Más allá de las salas de pintura, el Museo del Prado también reúne una importante colección de esculturas clásicas, integrada en su mayoría por obras romanas y copias romanas de originales griegos. Ellas se yerguen majestuosas ante el espectador, quien espera recibir esa tantas veces comentada sensación de armonía, proporción y canon. Pero el ojo del espectador moderno se detiene. Ahí falta algo. Sí, ahí, a la mitad. Algo que rompe esa supuesta serenidad, algo que da al poderoso Hércules un toque gracioso y casi patético. ¿Pero por qué le han hecho eso? Las marcas del martillazo o la sierra no engañan.

Los expertos dirán que las partes más desapegadas del cuerpo (narices, brazos, manos…) son las más propensas a ser dañadas y que, por tanto, es natural la caída del miembro viril. No es tan seguro cuando sabemos que en la Antigüedad, e incluso en el Renacimiento, se tendía a esculpir los genitales de tamaño pequeño. Además, muy empinado tendría que estar para que, en bastantes ocasiones, milagrosamente sea la única parte que ha quedado dañada. No, el motivo de esto muchas veces no fue el desgaste de los siglos, sino el pudor casposo de gente de nuestro tiempo, que veía indecencia y pecado en algo admirado hasta por el más inculto clérigo de Italia del siglo XV en adelante.

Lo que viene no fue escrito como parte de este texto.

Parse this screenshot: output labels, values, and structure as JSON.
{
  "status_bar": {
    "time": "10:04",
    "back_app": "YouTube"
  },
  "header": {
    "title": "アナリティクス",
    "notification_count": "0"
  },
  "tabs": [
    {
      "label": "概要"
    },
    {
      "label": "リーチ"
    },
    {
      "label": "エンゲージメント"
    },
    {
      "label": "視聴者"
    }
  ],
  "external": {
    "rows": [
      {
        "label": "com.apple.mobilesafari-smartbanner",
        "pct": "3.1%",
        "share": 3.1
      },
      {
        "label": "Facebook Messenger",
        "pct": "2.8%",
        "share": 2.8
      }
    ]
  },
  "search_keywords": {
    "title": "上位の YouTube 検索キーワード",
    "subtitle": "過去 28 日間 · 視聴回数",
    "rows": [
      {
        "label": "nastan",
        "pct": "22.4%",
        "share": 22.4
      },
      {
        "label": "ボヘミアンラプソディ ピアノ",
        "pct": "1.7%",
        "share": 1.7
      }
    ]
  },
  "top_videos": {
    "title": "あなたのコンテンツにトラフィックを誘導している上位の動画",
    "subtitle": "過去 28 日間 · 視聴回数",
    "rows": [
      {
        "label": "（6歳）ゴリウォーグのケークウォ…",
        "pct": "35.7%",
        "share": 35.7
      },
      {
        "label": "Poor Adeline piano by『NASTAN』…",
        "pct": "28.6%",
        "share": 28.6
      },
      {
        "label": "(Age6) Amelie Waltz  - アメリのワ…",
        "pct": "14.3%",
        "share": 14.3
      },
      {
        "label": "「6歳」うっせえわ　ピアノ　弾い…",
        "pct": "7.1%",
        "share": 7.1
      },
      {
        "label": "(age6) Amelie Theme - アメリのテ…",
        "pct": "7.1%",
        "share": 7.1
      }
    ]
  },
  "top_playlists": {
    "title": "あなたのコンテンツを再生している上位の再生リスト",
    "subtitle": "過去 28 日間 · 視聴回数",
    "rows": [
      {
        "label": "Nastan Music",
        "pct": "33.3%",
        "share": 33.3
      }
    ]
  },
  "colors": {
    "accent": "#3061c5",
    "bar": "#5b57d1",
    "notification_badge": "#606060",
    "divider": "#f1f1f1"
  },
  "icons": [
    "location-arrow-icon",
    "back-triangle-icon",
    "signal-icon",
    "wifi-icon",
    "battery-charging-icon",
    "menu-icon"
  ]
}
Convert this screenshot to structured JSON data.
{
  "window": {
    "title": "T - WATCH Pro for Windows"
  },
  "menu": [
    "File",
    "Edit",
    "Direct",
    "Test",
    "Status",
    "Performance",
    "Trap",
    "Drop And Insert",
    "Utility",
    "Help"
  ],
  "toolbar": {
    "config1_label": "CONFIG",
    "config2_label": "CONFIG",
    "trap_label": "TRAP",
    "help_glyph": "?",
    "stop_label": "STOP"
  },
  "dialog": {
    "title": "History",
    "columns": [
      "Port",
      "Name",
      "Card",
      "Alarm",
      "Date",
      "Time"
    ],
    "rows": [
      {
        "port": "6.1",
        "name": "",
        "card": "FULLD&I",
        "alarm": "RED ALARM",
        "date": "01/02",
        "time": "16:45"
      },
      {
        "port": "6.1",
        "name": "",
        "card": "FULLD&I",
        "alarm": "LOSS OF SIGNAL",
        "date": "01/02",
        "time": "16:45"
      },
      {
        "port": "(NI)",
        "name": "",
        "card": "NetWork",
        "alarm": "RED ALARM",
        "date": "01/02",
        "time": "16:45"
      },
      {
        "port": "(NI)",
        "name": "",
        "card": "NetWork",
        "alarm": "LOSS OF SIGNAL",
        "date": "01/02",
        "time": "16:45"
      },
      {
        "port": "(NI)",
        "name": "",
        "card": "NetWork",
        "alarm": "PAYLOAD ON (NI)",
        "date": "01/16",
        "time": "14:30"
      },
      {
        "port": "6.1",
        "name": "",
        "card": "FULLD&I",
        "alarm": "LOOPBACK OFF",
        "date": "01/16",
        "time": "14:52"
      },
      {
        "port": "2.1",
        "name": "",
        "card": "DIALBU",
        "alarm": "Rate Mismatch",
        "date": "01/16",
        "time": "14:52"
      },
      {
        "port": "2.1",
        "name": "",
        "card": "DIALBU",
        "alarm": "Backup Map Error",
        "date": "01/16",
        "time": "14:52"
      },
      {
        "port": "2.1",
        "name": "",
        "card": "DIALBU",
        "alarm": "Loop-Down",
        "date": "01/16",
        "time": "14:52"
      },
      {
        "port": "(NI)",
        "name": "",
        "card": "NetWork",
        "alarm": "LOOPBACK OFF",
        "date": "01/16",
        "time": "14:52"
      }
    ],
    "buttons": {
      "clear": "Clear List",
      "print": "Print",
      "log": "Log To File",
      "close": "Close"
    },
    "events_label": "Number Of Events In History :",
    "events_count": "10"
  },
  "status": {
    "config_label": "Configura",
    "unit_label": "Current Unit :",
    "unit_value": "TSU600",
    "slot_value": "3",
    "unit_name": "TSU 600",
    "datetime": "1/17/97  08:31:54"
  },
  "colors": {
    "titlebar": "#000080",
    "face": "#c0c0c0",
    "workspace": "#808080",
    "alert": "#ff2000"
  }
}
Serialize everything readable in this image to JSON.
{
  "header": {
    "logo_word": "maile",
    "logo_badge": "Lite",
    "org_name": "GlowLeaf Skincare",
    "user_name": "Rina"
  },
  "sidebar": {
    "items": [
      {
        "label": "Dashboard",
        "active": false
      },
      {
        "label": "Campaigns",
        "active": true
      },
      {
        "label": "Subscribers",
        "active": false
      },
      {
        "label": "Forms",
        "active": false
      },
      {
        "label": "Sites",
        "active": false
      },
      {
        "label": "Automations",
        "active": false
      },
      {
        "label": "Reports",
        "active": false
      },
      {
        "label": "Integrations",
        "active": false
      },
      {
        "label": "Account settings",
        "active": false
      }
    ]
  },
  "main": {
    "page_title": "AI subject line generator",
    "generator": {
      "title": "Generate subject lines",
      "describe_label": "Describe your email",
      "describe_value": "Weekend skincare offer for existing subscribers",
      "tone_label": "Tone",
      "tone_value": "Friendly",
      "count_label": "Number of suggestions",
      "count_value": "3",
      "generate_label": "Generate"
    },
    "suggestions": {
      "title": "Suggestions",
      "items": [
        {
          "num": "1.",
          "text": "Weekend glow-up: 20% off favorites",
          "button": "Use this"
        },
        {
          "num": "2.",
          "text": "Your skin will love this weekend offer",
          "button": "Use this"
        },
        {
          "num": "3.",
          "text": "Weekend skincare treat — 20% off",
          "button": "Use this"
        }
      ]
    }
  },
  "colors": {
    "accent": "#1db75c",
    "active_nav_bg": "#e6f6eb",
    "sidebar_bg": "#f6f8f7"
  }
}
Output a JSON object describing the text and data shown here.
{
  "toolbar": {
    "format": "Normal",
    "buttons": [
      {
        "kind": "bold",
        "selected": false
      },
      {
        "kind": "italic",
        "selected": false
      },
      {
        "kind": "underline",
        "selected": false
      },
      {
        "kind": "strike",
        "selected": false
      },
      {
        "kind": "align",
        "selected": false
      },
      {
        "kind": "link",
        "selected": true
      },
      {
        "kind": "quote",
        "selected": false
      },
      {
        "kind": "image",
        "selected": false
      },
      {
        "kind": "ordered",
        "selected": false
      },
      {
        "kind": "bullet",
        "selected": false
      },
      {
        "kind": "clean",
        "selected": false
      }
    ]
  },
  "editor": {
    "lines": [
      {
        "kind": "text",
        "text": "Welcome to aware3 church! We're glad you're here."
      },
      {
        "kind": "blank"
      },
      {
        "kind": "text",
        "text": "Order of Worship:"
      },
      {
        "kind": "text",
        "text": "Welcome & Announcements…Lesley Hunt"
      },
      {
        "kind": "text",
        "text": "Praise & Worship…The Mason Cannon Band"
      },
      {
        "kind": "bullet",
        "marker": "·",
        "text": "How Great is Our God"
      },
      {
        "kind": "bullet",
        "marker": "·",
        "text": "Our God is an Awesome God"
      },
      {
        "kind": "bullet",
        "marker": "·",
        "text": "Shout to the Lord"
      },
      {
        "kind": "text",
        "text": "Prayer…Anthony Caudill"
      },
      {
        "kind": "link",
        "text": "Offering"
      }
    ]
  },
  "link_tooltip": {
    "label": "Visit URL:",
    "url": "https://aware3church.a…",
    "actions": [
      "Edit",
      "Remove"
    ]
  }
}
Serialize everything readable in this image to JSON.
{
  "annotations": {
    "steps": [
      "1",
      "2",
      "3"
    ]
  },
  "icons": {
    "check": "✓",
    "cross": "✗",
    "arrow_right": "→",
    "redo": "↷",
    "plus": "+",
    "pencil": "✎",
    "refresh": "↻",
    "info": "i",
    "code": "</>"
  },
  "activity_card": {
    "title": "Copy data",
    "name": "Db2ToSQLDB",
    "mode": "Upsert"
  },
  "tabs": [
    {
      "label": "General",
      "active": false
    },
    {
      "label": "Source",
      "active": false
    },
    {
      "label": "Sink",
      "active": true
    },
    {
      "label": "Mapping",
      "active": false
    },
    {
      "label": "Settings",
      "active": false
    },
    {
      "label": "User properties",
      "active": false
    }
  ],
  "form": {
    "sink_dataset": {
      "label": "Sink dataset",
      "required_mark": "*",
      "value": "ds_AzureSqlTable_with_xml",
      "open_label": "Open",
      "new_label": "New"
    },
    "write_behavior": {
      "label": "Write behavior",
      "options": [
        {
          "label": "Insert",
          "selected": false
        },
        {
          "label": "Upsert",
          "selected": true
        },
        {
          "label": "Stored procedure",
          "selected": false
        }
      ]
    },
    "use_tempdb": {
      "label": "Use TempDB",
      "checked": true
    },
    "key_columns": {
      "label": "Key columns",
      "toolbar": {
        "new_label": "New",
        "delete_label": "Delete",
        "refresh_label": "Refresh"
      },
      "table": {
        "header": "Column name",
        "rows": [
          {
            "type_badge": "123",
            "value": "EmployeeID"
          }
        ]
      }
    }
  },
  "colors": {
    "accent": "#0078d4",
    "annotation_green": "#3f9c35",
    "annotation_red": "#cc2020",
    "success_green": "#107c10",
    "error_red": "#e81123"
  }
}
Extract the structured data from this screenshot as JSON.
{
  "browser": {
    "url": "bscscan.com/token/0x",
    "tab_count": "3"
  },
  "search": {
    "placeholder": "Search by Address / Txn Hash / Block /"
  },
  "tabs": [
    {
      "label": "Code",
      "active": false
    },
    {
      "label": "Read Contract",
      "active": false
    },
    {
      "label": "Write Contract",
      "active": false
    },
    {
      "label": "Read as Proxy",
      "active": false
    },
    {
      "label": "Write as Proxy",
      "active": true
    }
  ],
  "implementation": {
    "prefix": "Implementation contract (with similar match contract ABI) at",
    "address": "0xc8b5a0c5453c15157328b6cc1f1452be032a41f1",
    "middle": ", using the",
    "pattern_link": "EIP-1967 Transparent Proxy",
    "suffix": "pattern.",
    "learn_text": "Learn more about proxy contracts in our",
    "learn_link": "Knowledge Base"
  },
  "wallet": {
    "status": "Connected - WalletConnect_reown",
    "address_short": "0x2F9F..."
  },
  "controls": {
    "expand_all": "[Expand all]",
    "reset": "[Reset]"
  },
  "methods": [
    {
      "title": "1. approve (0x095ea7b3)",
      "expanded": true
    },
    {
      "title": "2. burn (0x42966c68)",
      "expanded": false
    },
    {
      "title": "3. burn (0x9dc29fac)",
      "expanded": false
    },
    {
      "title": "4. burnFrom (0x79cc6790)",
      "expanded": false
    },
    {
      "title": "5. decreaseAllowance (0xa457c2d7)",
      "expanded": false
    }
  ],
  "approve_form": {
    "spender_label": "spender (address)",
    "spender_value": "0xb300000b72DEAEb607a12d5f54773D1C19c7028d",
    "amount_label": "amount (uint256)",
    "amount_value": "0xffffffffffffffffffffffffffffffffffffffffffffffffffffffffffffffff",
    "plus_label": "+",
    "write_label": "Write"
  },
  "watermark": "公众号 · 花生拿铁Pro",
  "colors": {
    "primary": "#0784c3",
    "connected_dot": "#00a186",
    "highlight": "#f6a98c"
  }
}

La falta de información sobre este suceso es asombrosa. Pero, como siempre, podemos servirnos de sabiduría popular y rumores, que a menudo van bien encaminados. Desde el siglo XIX, que es cuando empieza la exposición pública de arte, pero sobre todo durante el franquismo, la exhibición de las vergüenzas frescas de las estatuas, por muy dioses mitológicos que fueran, era visto casi como un contumaz regodeo en la concupiscencia. Así, se procedió a la castración de algunas o, en el mejor de los casos, a poner hojitas de parra en su lugar. Quizás estos episodios no nos suenen tan lejanos, sobre todo teniendo en cuenta la reciente polémica del Vaticano, que cubrió sus estatuas para no ofender al primer ministro iraní.
Pero los productos mutilados de las esculturas no podían tirarse a la basura. Así que aun a día de hoy penes romanos, arcaicos, helenísticos, se guardan en las entrañas de los grandes almacenes del museo madrileño. Imaginemos que nuestro ajetreado conservador un día encuentra tiempo y decide poner fin a las risas adolescentes que le irritan cada día. Bajará a los almacenes, se atreverá a abrir el cajón de la vergüenza y se verá condenado a la ardua tarea de ir probando, uno a uno, cuál es de cada uno. No ponemos en duda que no se haya intentado. En algunos casos, como el Júpiter Tonante, se puede ver que alguien le ha pegado de nuevo lo que faltaba. Pero en muchas se puede ver todavía el delatador agujero. Estos dioses y héroes eunucos son hoy en día más indecentes, por lo que al motivo se refiere, que ver de vez en cuando una polla.